Endpoint: Jeremy Hinks has the last word

A gold star

Source: Imagine Photographer/Shutterstock

This year, the August publication of the exam results led to the usual mix of media coverage. Reports started by celebrating with the successful students before swiftly moving on to bemoan the declining academic standards suggested by the increasing pass rates. It is a shame that students who have worked hard to achieve results in an academic system are then told, 'Well done... but it was much harder in my day'.

My sympathetic stance should not imply that seeking to improve the learning experience, while keeping intellectual expectations high, is unimportant. It is, yet the recipients of those completing A-level courses, particularly universities and employers, need to have realistic expectations and, if necessary, adjust their entry-level provision to accommodate the students who are a product of their time.

Selection issues

In higher education, setting realistic expectations of prospective students has become more complicated with the increase in student numbers entering HE alongside the proportion of them achieving the highest grades. A cursory review of the data from the Joint Council for Qualifications shows that in 2009 the proportion of students with A grades rose to 26.7 per cent, with a higher than average percentage in chemistry (34.4) and maths (45.2), and further maths (58.1). The entry requirements for chemistry degrees at many institutions are moving towards the AAA offer beyond which qualification differentiation is impossible. 

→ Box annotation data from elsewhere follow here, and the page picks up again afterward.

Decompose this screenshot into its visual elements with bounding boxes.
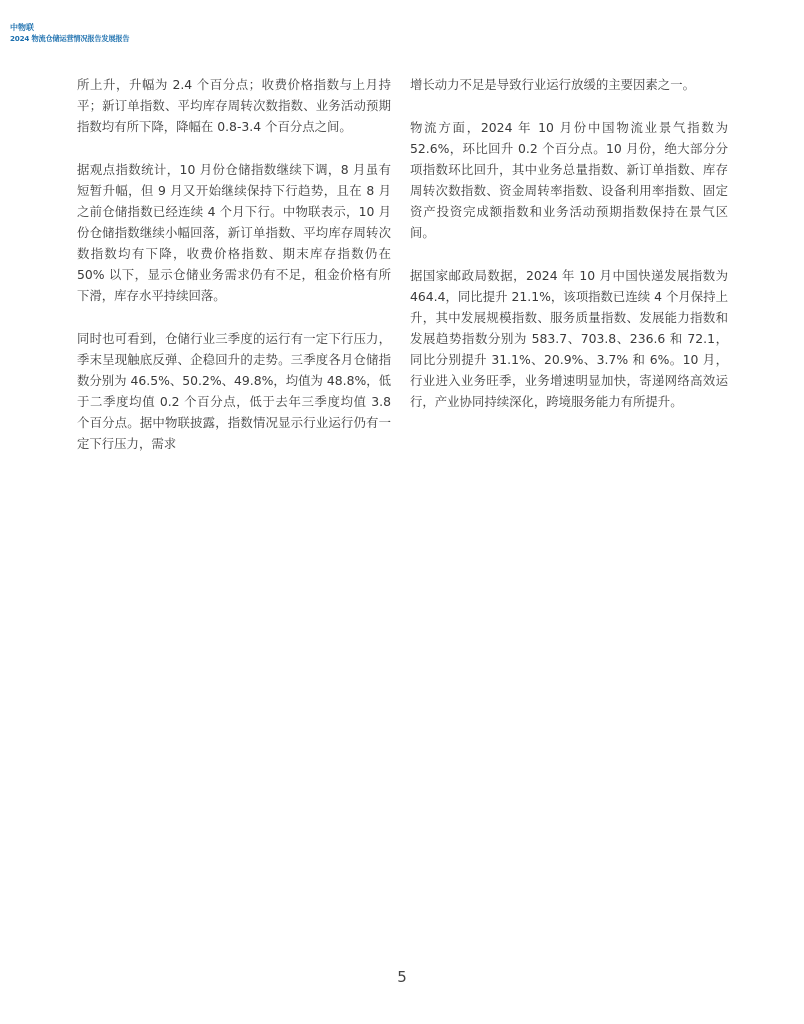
paragraph: 据国家邮政局数据，2024 年 10 月中国快递发展指数为 464.4，同比提升 21.1%，该项指数已连续 4 个月保持上升，其中发展规模指数、服务质量指数、发展能力指数和发展趋势指数分别为 583.7、703.8、236.6 和 72.1，同比分别提升 31.1%、20.9%、3.7% 和 6%。10 月，行业进入业务旺季，业务增速明显加快，寄递网络高效运行，产业协同持续深化，跨境服务能力有所提升。: [410, 268, 728, 409]
paragraph: 同时也可看到，仓储行业三季度的运行有一定下行压力，季末呈现触底反弹、企稳回升的走势。三季度各月仓储指数分别为 46.5%、50.2%、49.8%，均值为 48.8%，低于二季度均值 0.2 个百分点，低于去年三季度均值 3.8 个百分点。据中物联披露，指数情况显示行业运行仍有一定下行压力，需求: [77, 331, 392, 451]
paragraph: 增长动力不足是导致行业运行放缓的主要因素之一。: [410, 77, 695, 92]
running-header: [10, 22, 129, 44]
paragraph: 所上升，升幅为 2.4 个百分点；收费价格指数与上月持平；新订单指数、平均库存周转次数指数、业务活动预期指数均有所下降，降幅在 0.8-3.4 个百分点之间。: [77, 77, 391, 134]
paragraph: 据观点指数统计，10 月份仓储指数继续下调，8 月虽有短暂升幅，但 9 月又开始继续保持下行趋势，且在 8 月之前仓储指数已经连续 4 个月下行。中物联表示，10 月份仓储指数继续小幅回落，新订单指数、平均库存周转次数指数均有下降，收费价格指数、期末库存指数仍在 50% 以下，显示仓储业务需求仍有不足，租金价格有所下滑，库存水平持续回落。: [77, 162, 391, 303]
left-column: [77, 74, 391, 476]
header-brand: 中物联: [10, 23, 34, 32]
header-report-title: 2024 物流仓储运营情况报告发展报告: [10, 34, 130, 43]
paragraph: 物流方面，2024 年 10 月份中国物流业景气指数为 52.6%，环比回升 0.2 个百分点。10 月份，绝大部分分项指数环比回升，其中业务总量指数、新订单指数、库存周转次数指数、资金周转率指数、设备利用率指数、固定资产投资完成额指数和业务活动预期指数保持在景气区间。: [410, 120, 728, 240]
page-number: 5: [397, 968, 407, 986]
right-column: [410, 74, 728, 434]
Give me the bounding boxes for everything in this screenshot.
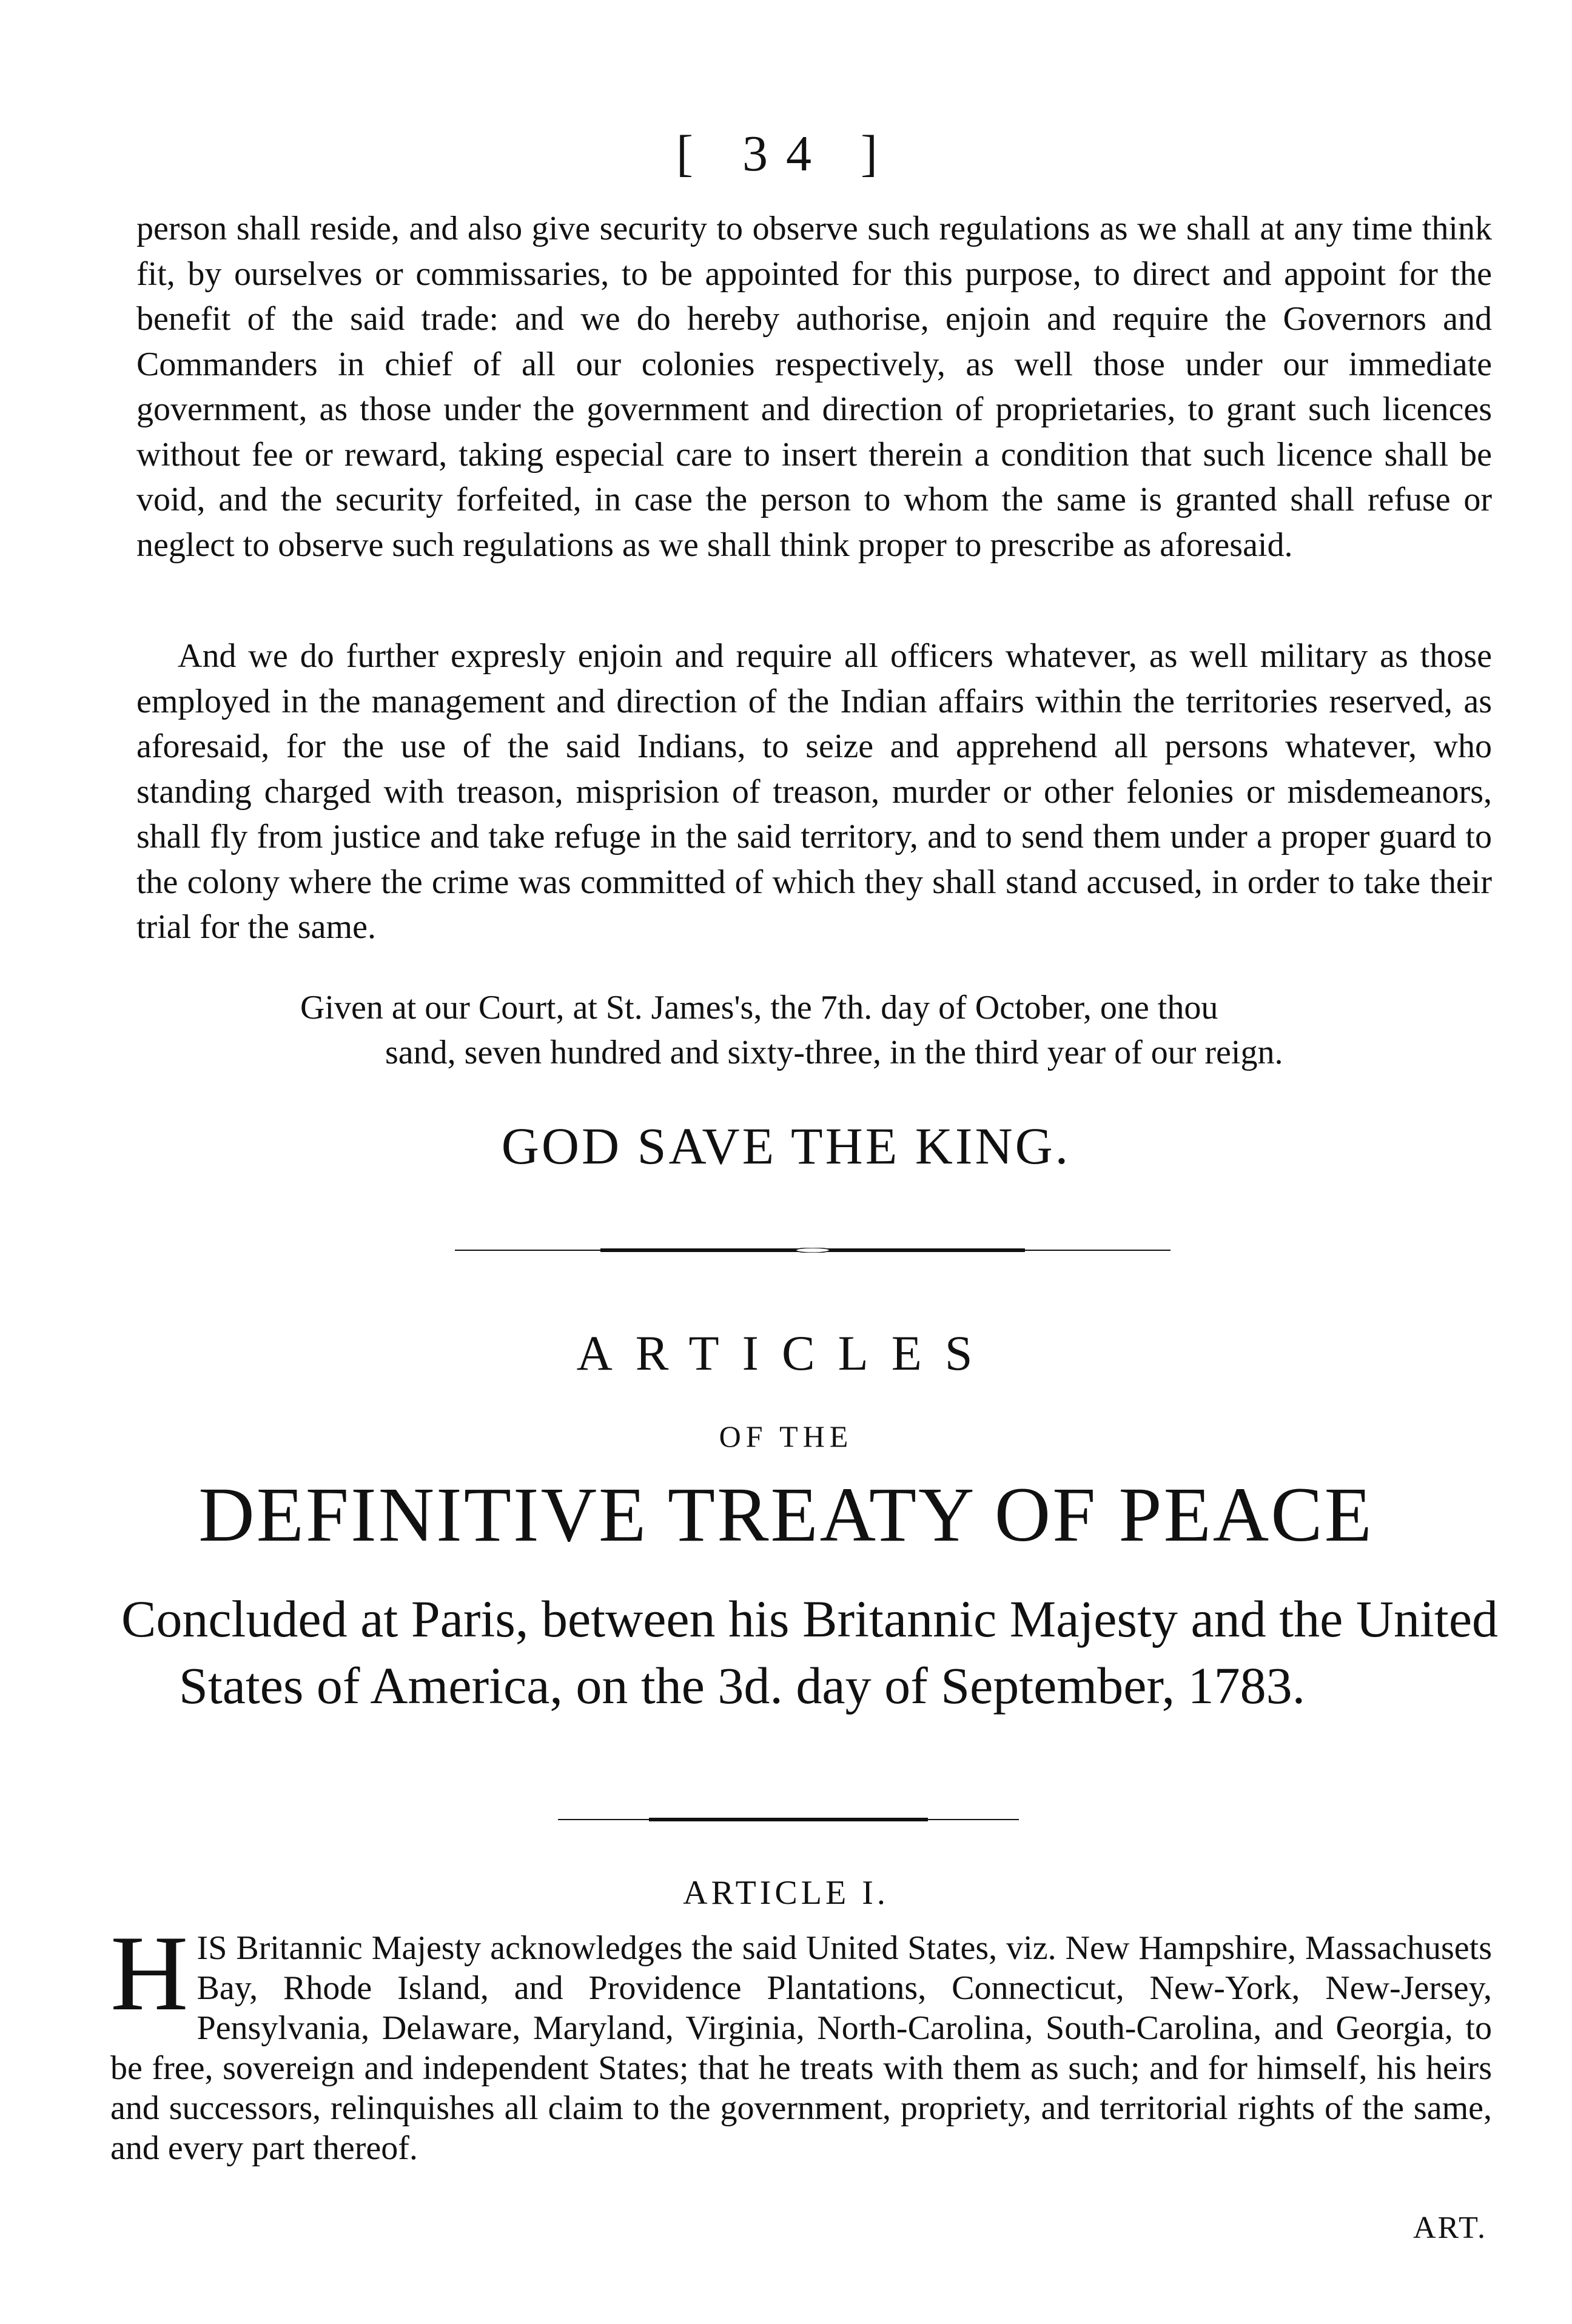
proclamation-paragraph-2: And we do further expresly enjoin and require all officers whatever, as well military as those employed in the management and direction of the Indian affairs within the territories reserved, as aforesaid, for the use of the said Indians, to seize and apprehend all persons whatever, who standing charged with treason, misprision of treason, murder or other felonies or misdemeanors, shall fly from justice and take refuge in the said territory, and to send them under a proper guard to the colony where the crime was committed of which they shall stand accused, in order to take their trial for the same. — [136, 637, 1492, 946]
drop-cap-letter: H — [110, 1913, 189, 2033]
article-i-body: IS Britannic Majesty acknowledges the said United States, viz. New Hampshire, Massachusets Bay, Rhode Island, and Providence Plantations, Connecticut, New-York, New-Jersey, Pensylvania, Delaware, Maryland, Virginia, North-Carolina, South-Carolina, and Georgia, to be free, sovereign and independent States; that he treats with them as such; and for himself, his heirs and successors, relinquishes all claim to the government, propriety, and territorial rights of the same, and every part thereof. — [110, 1929, 1492, 2167]
of-the-heading: OF THE — [719, 1419, 853, 1453]
articles-heading: ARTICLES — [576, 1325, 996, 1381]
proclamation-paragraph-1: person shall reside, and also give security to observe such regulations as we shall at any time think fit, by ourselves or commissaries, to be appointed for this purpose, to direct and appoint for the benefit of the said trade: and we do hereby authorise, enjoin and require the Governors and Commanders in chief of all our colonies respectively, as well those under our immediate government, as those under the government and direction of proprietaries, to grant such licences without fee or reward, taking especial care to insert therein a condition that such licence shall be void, and the security forfeited, in case the person to whom the same is granted shall refuse or neglect to observe such regulations as we shall think proper to prescribe as aforesaid. — [136, 210, 1492, 564]
given-line-2: sand, seven hundred and sixty-three, in the third year of our reign. — [385, 1034, 1283, 1071]
given-line-1: Given at our Court, at St. James's, the 7th. day of October, one thou — [300, 989, 1218, 1026]
catchword: ART. — [1412, 2211, 1487, 2245]
treaty-subtitle: Concluded at Paris, between his Britannic Majesty and the United States of America, on the 3d. day of September, 1783. — [121, 1590, 1498, 1715]
god-save-the-king: GOD SAVE THE KING. — [501, 1117, 1071, 1175]
ornamental-rule-top — [455, 1248, 1171, 1253]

So, is it a big hoorah for the introduction of the A* grade at A-level which will be first awarded in 2010? UCAS has nailed its colours to the mast by giving the A* a higher tariff point score than the A grade (140 against 120).  

To achieve an A* a student must excel in the A2 modules (>90 per cent in each on the Uniform Mark Scale (UMS)) and must do better than 80 per cent in all modules of the A-level. The former requirement focuses the challenge on the more difficult modules, which have a greater synoptic element, and reduces the opportunity of reaching A* through resits. To differentiate themselves from the A graders, A* students must complete the 'stretch and challenge' components of exam questions by demonstrating skill in analysis, evaluation, innovation, and discussion.  

Will academic institutions incorporate A* grades into their offers? Inevitably, the level of uptake will depend on market forces which will, among other things, have an institutional and a subject-specific aspect. But some HEIs have indicated that they will include A* grades in their offers for 2010 while others are adopting a 'wait and see' stance. 

Another recent development is the extended project (EP). First offered in September 2008, the EP replaces the Advanced Extension Award phased out after July 2009. With the same 'academic volume' as an AS-level, the EP is assessed using the extended grade range (ie including A* = 70 tariff points). Over 5000 students opted for an EP in 2008-09, no doubt benefiting from its aims to promote research, independent learning, and the same high level of intellectual skills sought in the award of A*. Advice from most in HE to students would be to do an EP for the benefit it brings in preparing for university study, but not to expect it to be included in an academic offer. This might seem harsh but is not unreasonable given the diversity of provision of the EP across the UK.  

A* - the right result?

The A* grade at A-level is a step forward to reward high-level intellectual skills, demonstrated alongside good knowledge and understanding, and it is appropriate that A* will be reserved for those in the top 10 per cent of the UMS range. However, I think a less satisfactory implication of its introduction is that the other students, up to 50 per cent of them obtaining A or B grades, do not have sufficient strength in the skills important for independent study expected at university.  

Furthermore, will the same criticism levelled at the normal A-level curriculum, ie that students are coached to pass the exams and not led towards understanding the subject, be levelled at 'stretch and challenge'? Will the A* end up being awarded to a subset of students taught in a particular sector of education? Will the new A* become the old A grade over a short period of time? How will we ever really judge the value of A* given that very few university cohorts are homogenous enough (academically and, thankfully, in personality) to allow meaningful comparison of inputs and output?  

Whatever the answers, A* represents one variable in the overall admissions decision-making process. Its adoption cannot do any harm but it remains to be seen whether it will bring benefits in the transition from secondary to higher education. 

Dr Jeremy Hinks is deputy head of education (and until recently in charge of undergraduate admissions) in the school of chemistry, University of Southampton, Highfield, Southampton SO17 1BJ.